If confirmed, Lhamon would likely be involved in drafting any new guidance and would have to navigate calls to change or expand its reach. Some civil rights groups, for example, have asked the Biden administration to place stricter limits on school police, given how Black and Native students, especially, have been disproportionately arrested at school.
So far, the Biden administration has signaled a willingness to make school desegregation a part of the federal education agenda, most notably through a $100 million proposal to fund the work of districts that want to make their schools more racially or economically diverse.
But how involved the office for civil rights will be in enforcing school desegregation orders, or preventing districts from taking actions that would further entrench segregation in their schools, remains an open question.
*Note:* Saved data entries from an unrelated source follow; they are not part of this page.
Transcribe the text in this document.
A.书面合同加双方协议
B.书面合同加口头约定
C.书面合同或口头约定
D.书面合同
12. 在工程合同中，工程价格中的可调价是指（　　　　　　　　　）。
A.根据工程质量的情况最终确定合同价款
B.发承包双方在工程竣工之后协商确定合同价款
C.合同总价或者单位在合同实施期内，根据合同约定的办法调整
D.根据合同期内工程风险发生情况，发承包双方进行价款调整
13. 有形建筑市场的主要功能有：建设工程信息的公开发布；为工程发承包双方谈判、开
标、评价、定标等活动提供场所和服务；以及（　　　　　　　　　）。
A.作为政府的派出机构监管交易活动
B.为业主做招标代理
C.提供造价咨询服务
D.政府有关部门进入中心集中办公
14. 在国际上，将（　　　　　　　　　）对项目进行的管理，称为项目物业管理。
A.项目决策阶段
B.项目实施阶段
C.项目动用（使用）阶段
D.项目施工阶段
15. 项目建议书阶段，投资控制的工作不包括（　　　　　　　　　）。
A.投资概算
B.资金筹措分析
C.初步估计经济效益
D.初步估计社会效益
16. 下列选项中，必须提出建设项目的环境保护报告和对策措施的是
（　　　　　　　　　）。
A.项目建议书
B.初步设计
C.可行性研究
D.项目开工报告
In her opening statement, Lhamon noted that her mother attended racially segregated schools in Virginia both before and after Brown v. Board of Education was decided, and that one of the civil rights lawyers who argued the case, Oliver Hill, often drove her mother to school with his son. That experience, Lhamon said, informs her civil rights work. But she didn’t offer many details about how she plans to lead the department on this issue.
When asked what role the federal government should play in integrating schools, Lhamon said she thought it was “crucial” that students are given an opportunity to learn in “environments that reflect the world” and that she was eager to oversee the federal magnet schools program, which often funds schools meant to attract students from different racial and economic backgrounds.